(Gelişmeler ve detay yer alıyor)
ANKARA, 15 Haziran (Reuters) - Genel seçim sonrasında ortaya çıkan tabloda olası koalisyon senaryolarını değerlendiren CHP, ilk etapta AKP dışındaki üç partinin bir koalisyon hükümeti kurması seçeneğinin zorlanması, bu gerçekleştirilemediği takdirde ise HDP destekli CHP-MHP koalisyonu ve diğer seçeneklerin değerlendirmeye alınması üzerinde duruyor.
CHP Genel Başkanı Kemal Kılıçdaroğlu, bugün yapılan Parti Meclisi (PM) toplantısından önce yaptığı açıklamada, seçim sonuçları ile partiler arasında yüzde 60/yüzde 40 dengesinin kurulduğunu belirterek, "Bütün siyasi partilerin bu dengeyi göz ardı etmemesi gerekiyor ve hükümeti kurmada asıl görev yüzde 60'lık bloğa düşüyor" diye konuştu.
7 Haziran'da yapılan seçimde 550 sandalyeli TBMM'de AKP yüzde 40.9 oyla 258 milletvekili çıkarırken, CHP yüzde 25 ile 132, MHP yüzde 16.3 ile 80 ve HDP yüzde 13.1 ile 80 sandalye kazandı. Hükümet kurmak için Meclis'te en az 276 sandalye gerekiyor.
Parti Meclisi toplantısının ardından CHP yetkililerinden edinilen bilgiye göre, partinin önceliği "tabanının da istediği şekilde" CHP-MHP-HDP koalisyonun kurulması yönünde belirdi.
CHP'li bir yetkili, her ne kadar MHP Genel Başkanı Devlet Bahçeli HDP'li bir koalisyona kapıyı kapatmış görünse de CHP'nin Bahçeli'yi ikna etmeye çalışacağını, Bahçeli ikna edilemezse HDP'nin dışarıdan destek vereceği bir CHP-MHP koalisyonu için de nabız yoklanacağını belirtti.
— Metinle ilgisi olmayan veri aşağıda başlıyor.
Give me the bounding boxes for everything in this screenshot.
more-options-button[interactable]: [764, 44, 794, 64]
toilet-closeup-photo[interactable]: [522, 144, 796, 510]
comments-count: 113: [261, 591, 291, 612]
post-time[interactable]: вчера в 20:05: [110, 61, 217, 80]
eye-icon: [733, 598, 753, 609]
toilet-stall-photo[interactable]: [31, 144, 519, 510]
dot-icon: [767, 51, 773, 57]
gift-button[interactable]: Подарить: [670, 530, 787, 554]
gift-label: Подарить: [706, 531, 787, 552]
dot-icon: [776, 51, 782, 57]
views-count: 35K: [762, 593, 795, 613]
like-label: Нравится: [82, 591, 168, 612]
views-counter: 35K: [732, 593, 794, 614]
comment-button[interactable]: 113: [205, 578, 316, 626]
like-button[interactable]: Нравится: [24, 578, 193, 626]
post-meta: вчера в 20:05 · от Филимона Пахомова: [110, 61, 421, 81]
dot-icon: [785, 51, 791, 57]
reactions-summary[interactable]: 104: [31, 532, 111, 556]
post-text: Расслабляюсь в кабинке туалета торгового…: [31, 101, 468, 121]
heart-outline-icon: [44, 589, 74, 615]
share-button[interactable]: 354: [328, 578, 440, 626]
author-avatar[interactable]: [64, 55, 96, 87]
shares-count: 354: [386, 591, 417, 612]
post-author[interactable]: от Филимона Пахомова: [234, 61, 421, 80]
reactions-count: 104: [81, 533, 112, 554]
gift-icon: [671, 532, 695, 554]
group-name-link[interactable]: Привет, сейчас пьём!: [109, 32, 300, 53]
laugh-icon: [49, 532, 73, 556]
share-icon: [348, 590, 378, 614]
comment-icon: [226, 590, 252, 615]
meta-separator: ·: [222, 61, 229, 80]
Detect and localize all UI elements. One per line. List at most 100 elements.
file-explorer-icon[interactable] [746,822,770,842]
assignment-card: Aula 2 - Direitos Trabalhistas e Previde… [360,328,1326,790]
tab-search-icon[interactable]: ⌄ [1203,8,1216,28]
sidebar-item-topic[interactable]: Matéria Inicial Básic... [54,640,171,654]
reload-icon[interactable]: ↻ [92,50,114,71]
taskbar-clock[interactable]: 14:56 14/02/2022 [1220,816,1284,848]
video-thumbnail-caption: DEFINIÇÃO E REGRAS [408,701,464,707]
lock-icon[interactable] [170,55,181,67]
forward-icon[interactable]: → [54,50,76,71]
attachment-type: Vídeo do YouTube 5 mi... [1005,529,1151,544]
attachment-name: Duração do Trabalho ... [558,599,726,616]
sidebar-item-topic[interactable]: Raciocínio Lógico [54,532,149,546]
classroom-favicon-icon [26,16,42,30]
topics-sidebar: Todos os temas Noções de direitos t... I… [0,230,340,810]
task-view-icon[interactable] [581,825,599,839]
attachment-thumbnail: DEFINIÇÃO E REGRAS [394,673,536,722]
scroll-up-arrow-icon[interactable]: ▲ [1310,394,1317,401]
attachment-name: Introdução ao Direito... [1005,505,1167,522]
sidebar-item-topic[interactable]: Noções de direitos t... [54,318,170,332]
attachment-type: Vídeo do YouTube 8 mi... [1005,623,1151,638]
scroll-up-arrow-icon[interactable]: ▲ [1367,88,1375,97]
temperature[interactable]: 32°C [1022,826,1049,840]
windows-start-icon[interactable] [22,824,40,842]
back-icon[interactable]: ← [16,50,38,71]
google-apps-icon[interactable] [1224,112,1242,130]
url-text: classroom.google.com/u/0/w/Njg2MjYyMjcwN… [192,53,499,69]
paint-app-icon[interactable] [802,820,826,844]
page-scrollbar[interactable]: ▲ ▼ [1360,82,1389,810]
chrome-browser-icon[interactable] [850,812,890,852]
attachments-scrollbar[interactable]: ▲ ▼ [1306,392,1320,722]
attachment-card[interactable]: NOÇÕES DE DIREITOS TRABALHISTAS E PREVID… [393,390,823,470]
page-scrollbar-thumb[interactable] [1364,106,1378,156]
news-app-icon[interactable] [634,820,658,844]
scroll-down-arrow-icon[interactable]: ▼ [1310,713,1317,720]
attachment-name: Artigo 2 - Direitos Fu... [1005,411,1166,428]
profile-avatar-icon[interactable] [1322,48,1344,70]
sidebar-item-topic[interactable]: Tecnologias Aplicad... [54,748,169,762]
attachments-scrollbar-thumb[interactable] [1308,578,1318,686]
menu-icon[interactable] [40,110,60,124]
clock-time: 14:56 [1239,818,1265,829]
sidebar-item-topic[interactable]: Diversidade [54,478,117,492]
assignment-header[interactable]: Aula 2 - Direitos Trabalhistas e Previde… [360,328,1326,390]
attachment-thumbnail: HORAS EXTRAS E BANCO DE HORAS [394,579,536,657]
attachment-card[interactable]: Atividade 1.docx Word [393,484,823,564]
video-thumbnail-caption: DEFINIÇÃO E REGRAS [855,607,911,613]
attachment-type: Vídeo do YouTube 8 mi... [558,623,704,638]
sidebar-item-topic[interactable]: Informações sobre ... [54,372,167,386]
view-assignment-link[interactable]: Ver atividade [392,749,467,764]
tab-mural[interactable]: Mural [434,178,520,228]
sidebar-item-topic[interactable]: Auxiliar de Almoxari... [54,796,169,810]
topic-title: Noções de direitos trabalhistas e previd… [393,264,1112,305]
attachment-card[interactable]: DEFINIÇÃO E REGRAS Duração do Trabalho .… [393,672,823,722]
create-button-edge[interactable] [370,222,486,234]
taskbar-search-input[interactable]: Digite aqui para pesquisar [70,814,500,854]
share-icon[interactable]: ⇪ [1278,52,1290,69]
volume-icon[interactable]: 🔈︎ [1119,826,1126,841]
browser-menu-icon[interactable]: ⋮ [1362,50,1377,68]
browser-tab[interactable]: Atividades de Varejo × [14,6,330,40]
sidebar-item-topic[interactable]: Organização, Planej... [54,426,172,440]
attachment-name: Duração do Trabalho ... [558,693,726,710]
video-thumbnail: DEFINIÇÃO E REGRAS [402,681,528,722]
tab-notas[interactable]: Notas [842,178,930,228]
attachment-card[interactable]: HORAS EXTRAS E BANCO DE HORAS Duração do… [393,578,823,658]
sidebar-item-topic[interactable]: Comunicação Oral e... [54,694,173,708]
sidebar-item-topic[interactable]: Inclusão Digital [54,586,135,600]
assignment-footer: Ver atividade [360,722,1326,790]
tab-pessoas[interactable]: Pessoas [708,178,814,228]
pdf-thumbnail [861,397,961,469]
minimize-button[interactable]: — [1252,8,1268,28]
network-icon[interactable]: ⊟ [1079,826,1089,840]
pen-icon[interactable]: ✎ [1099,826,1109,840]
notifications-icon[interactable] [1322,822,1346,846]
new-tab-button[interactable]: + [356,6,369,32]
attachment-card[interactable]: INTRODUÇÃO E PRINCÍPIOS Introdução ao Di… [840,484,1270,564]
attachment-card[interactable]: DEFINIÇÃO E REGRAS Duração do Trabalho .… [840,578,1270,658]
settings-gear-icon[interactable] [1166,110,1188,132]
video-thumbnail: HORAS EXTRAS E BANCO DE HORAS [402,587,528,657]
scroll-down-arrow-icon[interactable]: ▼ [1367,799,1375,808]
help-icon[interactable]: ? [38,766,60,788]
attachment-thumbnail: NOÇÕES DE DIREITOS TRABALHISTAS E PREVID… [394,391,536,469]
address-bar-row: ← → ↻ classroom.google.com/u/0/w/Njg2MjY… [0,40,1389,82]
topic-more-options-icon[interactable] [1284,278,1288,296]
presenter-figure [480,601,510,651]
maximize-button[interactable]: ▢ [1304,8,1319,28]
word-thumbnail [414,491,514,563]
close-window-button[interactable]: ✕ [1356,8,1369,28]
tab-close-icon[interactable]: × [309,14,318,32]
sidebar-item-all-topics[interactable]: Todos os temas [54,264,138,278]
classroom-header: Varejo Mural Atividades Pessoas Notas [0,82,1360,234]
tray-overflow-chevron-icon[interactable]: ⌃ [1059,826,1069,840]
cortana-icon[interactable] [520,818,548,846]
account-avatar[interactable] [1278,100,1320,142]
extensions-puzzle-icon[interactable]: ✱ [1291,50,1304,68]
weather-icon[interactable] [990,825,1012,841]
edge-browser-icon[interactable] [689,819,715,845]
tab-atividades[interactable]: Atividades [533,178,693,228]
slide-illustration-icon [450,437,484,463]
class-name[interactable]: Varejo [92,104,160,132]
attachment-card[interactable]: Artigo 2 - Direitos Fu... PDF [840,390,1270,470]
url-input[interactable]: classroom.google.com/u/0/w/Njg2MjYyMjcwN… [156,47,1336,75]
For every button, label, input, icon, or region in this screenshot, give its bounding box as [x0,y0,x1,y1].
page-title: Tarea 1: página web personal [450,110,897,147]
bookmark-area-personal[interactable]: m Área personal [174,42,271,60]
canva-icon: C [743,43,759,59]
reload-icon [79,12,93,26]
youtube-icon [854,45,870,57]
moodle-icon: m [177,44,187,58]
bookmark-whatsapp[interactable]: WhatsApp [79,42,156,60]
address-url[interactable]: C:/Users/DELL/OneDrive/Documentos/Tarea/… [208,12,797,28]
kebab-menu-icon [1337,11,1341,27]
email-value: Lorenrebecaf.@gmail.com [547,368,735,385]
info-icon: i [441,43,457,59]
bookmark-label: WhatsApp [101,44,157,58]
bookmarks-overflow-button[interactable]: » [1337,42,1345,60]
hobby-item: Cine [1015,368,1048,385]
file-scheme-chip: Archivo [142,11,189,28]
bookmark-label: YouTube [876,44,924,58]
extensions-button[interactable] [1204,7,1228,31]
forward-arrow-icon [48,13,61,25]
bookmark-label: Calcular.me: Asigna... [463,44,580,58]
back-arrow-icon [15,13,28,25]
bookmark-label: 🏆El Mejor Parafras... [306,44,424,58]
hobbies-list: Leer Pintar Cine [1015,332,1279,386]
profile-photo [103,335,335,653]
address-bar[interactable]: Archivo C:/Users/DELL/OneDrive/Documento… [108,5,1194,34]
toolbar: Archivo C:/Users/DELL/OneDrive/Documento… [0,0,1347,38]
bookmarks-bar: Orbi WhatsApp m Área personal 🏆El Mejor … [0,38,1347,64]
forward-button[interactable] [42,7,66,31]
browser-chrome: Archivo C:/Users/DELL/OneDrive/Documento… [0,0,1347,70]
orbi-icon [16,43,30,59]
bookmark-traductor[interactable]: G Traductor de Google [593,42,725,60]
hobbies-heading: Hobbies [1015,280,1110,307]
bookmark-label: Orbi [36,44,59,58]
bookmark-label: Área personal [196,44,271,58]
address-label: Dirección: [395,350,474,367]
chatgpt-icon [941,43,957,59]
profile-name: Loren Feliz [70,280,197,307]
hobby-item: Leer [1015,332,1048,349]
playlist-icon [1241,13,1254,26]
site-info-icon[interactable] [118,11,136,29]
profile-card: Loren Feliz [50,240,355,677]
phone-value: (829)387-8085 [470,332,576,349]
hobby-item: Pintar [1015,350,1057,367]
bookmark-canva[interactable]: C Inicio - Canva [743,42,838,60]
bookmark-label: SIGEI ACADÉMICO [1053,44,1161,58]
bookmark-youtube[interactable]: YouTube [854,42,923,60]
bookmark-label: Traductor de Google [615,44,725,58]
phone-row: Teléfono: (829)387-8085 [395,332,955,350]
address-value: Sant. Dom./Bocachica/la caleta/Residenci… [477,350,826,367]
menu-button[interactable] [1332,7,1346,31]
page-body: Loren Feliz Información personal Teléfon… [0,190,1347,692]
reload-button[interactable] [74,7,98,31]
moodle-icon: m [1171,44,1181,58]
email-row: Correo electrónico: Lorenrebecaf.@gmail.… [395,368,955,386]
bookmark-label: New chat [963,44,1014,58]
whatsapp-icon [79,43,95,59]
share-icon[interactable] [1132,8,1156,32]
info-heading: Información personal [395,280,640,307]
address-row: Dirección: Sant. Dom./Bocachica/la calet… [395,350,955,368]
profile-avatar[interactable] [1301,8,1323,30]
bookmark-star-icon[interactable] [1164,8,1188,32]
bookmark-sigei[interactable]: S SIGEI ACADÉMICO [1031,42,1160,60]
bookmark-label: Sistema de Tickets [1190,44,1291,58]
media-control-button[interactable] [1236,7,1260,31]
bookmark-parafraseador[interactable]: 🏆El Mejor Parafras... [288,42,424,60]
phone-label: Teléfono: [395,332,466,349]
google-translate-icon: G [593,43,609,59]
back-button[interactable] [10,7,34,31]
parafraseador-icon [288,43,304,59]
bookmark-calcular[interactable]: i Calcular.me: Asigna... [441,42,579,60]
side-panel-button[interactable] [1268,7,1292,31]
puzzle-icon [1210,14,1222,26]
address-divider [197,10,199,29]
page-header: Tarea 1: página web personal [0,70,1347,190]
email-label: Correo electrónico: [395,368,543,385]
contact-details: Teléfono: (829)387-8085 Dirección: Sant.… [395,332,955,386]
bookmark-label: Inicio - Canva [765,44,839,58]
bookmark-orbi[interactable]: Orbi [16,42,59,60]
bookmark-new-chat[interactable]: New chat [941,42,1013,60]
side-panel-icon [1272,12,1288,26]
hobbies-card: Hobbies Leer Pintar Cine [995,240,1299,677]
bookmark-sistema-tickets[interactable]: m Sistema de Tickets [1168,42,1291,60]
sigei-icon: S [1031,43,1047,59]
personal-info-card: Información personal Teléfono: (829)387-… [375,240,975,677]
Kılıçdaroğlu'nun koalisyon için bugün açıkladığı 14 ilke arasında çözüm sürecine açık bir şekilde yer verilmemesi, MHP'yi bir koalisyona ikna edebilme çabaları çerçevesinde değerlendirilirken, CHP'li üst düzey bir yetkili, "MHP ile koalisyon yapmak isterken ve bunun için çabalarken bu ilkeler arasına çözüm sürecini koymak baştan işi zora sokmak anlamına gelirdi" dedi.
Öte yandan CHP yetkililerinin verdiği bilgiye göre, Parti Meclisi bugün yaptığı toplantıda Kılıçdaroğlu'nu koalisyon görüşmelerini yürütmek üzere yetkilendirdi.
Toplantıda parti yetkililerinin kişisel açıklamalar yapmaması, koalisyon görüşmeleri ile ilgili Kılıçdaroğlu'nun konuşması ilkesi de benimsendi.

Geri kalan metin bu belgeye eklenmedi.